This museum is designed to introduce into the richness of the mask tradition of Ambalangoda and to strengthen this cultural heritage. The museum, the workshop and the small library (containing all available anthropological literature on masks performances) may serve as a centre for traditional arts and crafts and for research as well.
The Karava people (fisher community) living in the western and south-western coastal areas of Sri Lanka have developed a great variety of social customs. The south-west coast area, es-specially Ambalangoda is particularly well known for its masks plays and rituals that are performed on different accasions. Among these performances there are two famous ones, the Kolam Maduwa and the rituals to expel evil demons which cause diseases.
For many decades, the famous masks have been highly appreciated by private and museum collectors and other experts. But for economic reasons mainly especially the Kolam Dances fell into disuse during the last 3o to 5o years and were performed only very seldom, on the other side, mask carving has now developed into a cottage industry.

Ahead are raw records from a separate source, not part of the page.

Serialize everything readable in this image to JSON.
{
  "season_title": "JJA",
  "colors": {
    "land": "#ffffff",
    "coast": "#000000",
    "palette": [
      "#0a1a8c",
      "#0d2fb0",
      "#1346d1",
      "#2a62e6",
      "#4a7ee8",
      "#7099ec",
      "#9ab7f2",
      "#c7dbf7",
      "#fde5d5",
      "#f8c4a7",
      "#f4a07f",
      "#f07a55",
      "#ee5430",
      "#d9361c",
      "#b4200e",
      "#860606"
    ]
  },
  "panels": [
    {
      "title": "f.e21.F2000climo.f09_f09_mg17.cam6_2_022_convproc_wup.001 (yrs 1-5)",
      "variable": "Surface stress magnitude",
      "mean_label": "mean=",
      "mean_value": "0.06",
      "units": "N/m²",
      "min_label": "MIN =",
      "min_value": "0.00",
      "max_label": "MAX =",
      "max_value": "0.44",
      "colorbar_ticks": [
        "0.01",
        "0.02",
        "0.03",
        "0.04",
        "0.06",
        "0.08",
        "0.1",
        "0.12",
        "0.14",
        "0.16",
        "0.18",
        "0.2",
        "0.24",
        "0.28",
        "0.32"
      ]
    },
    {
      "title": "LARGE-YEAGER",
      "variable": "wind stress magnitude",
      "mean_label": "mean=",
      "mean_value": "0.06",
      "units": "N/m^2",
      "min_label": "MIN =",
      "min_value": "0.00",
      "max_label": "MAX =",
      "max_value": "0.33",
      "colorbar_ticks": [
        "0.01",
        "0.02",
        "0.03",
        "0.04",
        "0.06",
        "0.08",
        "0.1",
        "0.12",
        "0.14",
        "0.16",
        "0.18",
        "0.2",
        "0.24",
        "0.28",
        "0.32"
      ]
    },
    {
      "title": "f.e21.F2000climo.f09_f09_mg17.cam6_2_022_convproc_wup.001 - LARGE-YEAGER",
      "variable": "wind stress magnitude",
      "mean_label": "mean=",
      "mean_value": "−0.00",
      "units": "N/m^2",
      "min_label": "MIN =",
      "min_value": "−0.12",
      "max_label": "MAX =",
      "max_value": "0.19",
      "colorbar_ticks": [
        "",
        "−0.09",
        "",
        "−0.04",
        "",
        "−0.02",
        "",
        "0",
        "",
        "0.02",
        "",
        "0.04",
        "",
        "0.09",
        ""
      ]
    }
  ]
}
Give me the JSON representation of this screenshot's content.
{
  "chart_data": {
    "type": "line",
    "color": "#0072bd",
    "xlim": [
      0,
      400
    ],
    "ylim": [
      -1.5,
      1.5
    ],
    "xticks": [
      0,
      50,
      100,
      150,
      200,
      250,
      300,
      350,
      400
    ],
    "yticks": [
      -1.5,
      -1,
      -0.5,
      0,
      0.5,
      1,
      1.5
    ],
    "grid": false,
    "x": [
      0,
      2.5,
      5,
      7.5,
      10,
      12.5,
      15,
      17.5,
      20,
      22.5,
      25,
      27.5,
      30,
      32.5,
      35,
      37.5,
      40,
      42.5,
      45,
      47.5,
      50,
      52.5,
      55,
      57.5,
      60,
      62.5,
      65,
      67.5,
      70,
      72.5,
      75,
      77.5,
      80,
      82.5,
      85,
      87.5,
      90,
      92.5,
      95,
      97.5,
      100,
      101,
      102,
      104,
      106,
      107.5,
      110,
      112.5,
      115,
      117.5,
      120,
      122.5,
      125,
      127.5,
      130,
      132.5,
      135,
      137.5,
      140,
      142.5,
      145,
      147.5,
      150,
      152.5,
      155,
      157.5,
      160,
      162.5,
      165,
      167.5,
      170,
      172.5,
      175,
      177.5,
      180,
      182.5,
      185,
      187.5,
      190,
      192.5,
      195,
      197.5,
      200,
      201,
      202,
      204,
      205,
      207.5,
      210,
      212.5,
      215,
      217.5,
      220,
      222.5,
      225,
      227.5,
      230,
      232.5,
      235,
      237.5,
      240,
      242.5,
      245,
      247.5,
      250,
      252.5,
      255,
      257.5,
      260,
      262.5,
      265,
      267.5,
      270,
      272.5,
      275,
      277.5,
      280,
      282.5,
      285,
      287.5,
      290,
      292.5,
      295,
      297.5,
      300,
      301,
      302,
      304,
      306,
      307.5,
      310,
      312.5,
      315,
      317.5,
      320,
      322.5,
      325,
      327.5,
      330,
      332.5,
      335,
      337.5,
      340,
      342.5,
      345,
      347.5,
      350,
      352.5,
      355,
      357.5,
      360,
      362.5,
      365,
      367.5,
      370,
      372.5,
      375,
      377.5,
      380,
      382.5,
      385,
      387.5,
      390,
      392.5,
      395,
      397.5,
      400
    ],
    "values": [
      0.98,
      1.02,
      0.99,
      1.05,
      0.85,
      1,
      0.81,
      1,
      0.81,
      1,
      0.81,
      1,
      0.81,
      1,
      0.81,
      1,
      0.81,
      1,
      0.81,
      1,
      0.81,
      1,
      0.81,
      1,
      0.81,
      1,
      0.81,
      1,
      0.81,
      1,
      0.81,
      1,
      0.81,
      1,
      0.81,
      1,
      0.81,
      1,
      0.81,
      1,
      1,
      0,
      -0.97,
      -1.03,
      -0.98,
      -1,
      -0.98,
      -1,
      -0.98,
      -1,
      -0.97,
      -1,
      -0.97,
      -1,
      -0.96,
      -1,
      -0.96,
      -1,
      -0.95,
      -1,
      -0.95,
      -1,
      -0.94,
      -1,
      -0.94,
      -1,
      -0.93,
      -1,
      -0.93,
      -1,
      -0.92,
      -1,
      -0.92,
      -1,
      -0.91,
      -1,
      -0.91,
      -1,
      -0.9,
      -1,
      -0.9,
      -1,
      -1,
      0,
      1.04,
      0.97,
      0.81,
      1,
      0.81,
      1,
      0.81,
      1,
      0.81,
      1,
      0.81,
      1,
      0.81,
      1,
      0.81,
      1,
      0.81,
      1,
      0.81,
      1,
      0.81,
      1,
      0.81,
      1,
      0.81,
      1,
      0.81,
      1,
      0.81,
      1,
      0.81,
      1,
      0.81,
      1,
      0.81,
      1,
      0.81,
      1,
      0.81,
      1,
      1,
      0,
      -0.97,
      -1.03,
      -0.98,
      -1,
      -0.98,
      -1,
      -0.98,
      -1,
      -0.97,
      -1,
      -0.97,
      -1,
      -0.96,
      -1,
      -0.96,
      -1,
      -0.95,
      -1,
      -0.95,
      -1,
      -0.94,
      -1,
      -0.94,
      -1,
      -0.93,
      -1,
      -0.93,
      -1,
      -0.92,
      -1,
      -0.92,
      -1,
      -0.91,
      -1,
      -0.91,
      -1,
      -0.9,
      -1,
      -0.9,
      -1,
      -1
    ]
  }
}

Of all the well known carvers of the area, only the Wijesooriya family is now preserving the elaborated traditional art of carving masks. In order to save the local cultural heritage, the Wijesooriya family has undertaken the tasks to carve a complete set of all masks, 12o in number. For lack of space, however, not all these masks can be exhibited here.
To illustrate this revival in traditional carving and mask performances two sets of masks are exhibited here. They belong to the Kolam Maduwa and to the Sanni Yakuma ritual as performed in Batapola and Ambalangoda in 1985 and 1986.